Donna interrompe il corteo di camorra, boss fa picchiare il commerciante che la difende
A San Giovanni a Teduccio non valevano le regole del Codice della Strada ma quelle di Umberto Luongo: quando passava lui, tutti si dovevano fermare. Il boss, oggi collaboratore di giustizia, doveva avere la precedenza, la sua automobile blindata doveva passare per prima e così gli scooter che gli facevano da scorta. E chi non era d'accordo se la vedeva brutta. La circostanza emerge dall'ordinanza che oggi, 22 gennaio, ha portato in manette 34 persone legate al clan Luongo – D'Amico, costola del clan Mazzarella, che dal quartiere napoletano di San Giovanni a Teduccio aveva allargato la propria influenza anche sui comuni limtrofi di San Giorgio a Cremano e di Portici approfittando della detenzione dei vertici del clan Vollaro; l'ordinanza è stata eseguita dai carabinieri del Comando Provinciale di Napoli.
L'episodio risale all'agosto 2018, la vittima è un commerciante che aveva difeso una donna durante una discussione col boss proprio per una mancata precedenza.
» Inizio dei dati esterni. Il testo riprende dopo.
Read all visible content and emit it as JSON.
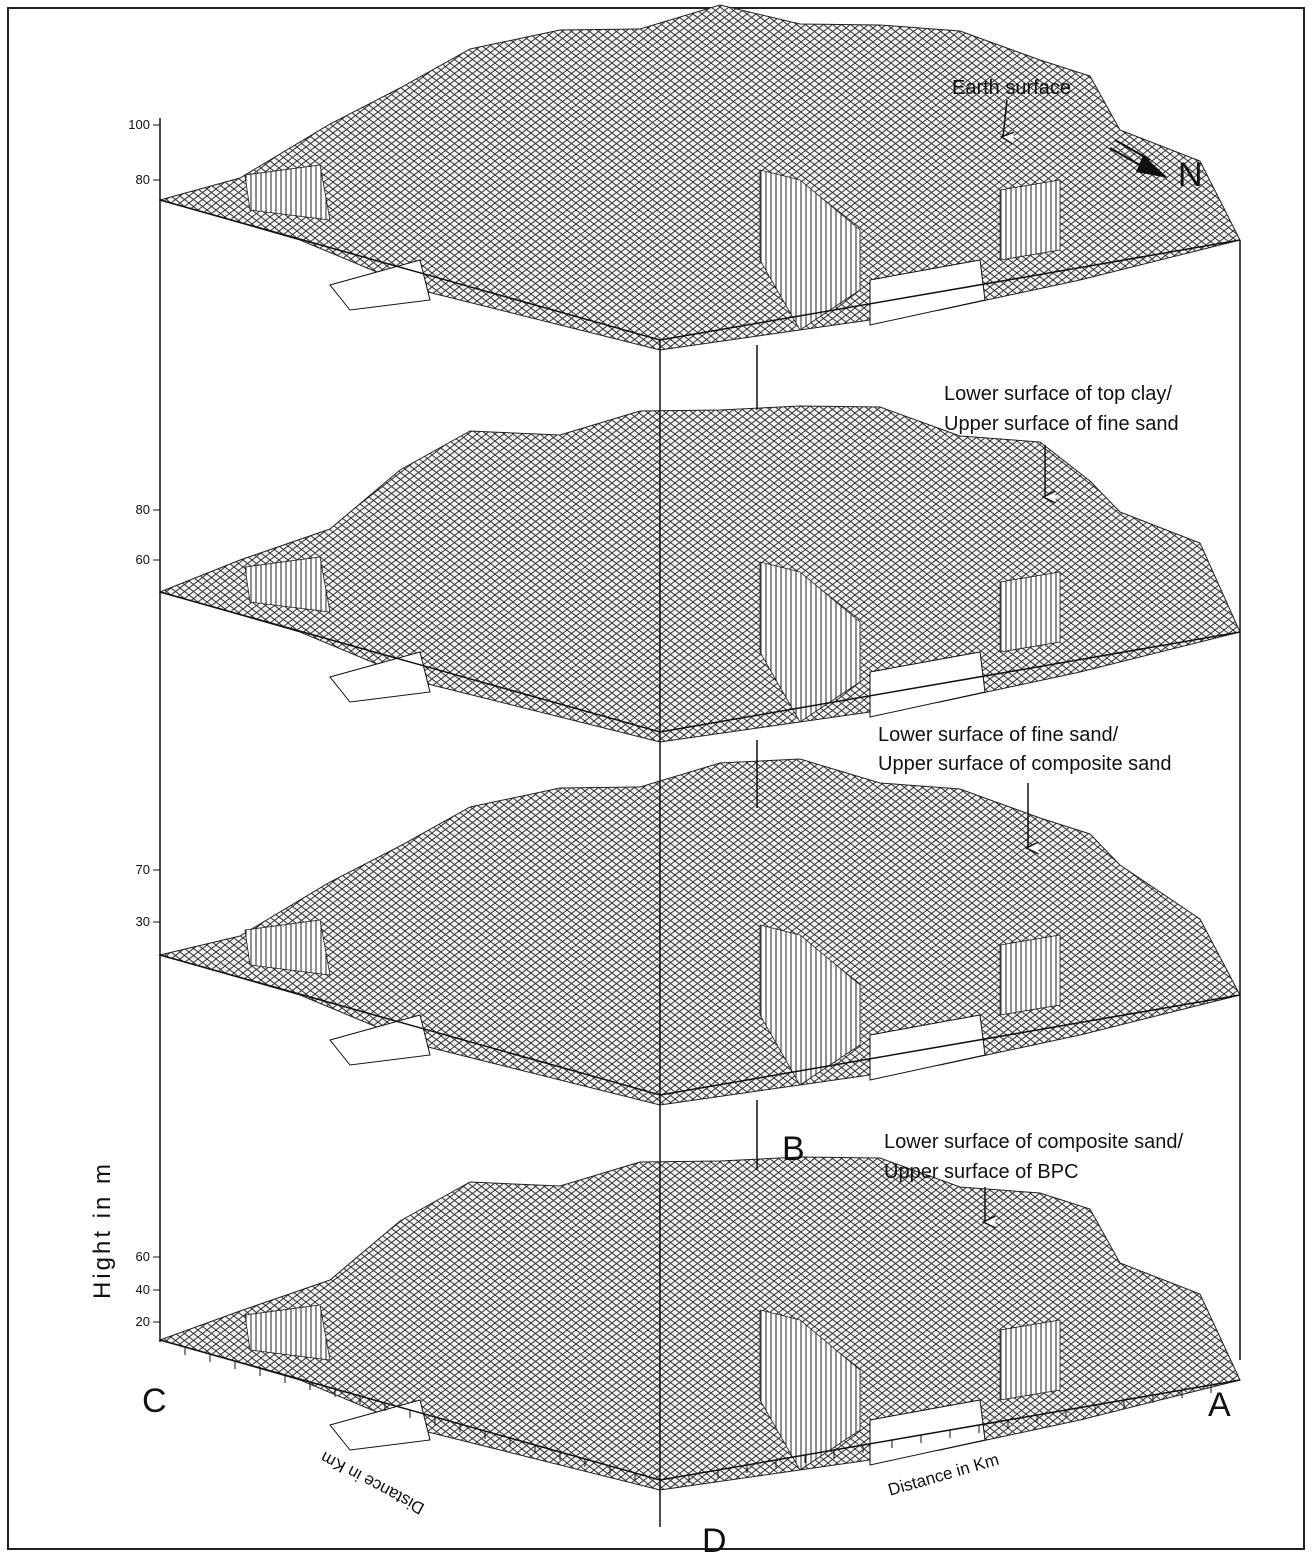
{
  "layers": [
    {
      "label": [
        "Earth surface"
      ],
      "ticks": [
        "100",
        "80"
      ]
    },
    {
      "label": [
        "Lower surface of top clay/",
        "Upper surface of fine sand"
      ],
      "ticks": [
        "80",
        "60"
      ]
    },
    {
      "label": [
        "Lower surface of fine sand/",
        "Upper surface of composite sand"
      ],
      "ticks": [
        "70",
        "30"
      ]
    },
    {
      "label": [
        "Lower surface of composite sand/",
        "Upper surface of BPC"
      ],
      "ticks": [
        "60",
        "40",
        "20"
      ]
    }
  ],
  "north": "N",
  "corners": {
    "a": "A",
    "b": "B",
    "c": "C",
    "d": "D"
  },
  "axes": {
    "vertical": "Hight in m",
    "left_depth": "Distance in Km",
    "right_depth": "Distance in Km"
  }
}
Umberto Luongo, viene ricostruito nell'ordinanza, era nelle strade di San Giovanni a Teduccio alla guida della sua Lancia Thesis blindata. Un'automobile da diverse decine di migliaia di euro, funzionale per l'immagine di ricchezza e di potere che devono avere questi "cortei". Subito dietro, gli scooter che facevano da scorta al boss.
Una donna, però, non aveva voluto concedere la precedenza. Ne era nato un alterco e un commerciante della zona si era intromesso per difendere la donna, scatenando la reazione di Luongo. "Ma chi cazzo sei – gli ha urlato il boss – ti faccio saltare in aria, ti incendio il negozio". Poi lo ha seguito nella sua attività commerciale e lo ha preso a schiaffi e pugni al volto e subito dopo sono arrivati due uomini di scorta che hanno iniziato un feroce pestaggio a colpi di casco.
Il clan taglieggiava i commercianti di San Giorgio a Cremano anche imponendo la fornitura di sacchetti di plastica, che venivano vendute da prestanome di Luongo in pacchi da mille buste a 10 euro; in realtà dentro ce n'erano solo 750 perché, come dicono due indagati intercettati, tanto nessuno le avrebbe contate e, soprattutto, nessuno si sarebbe lamentato.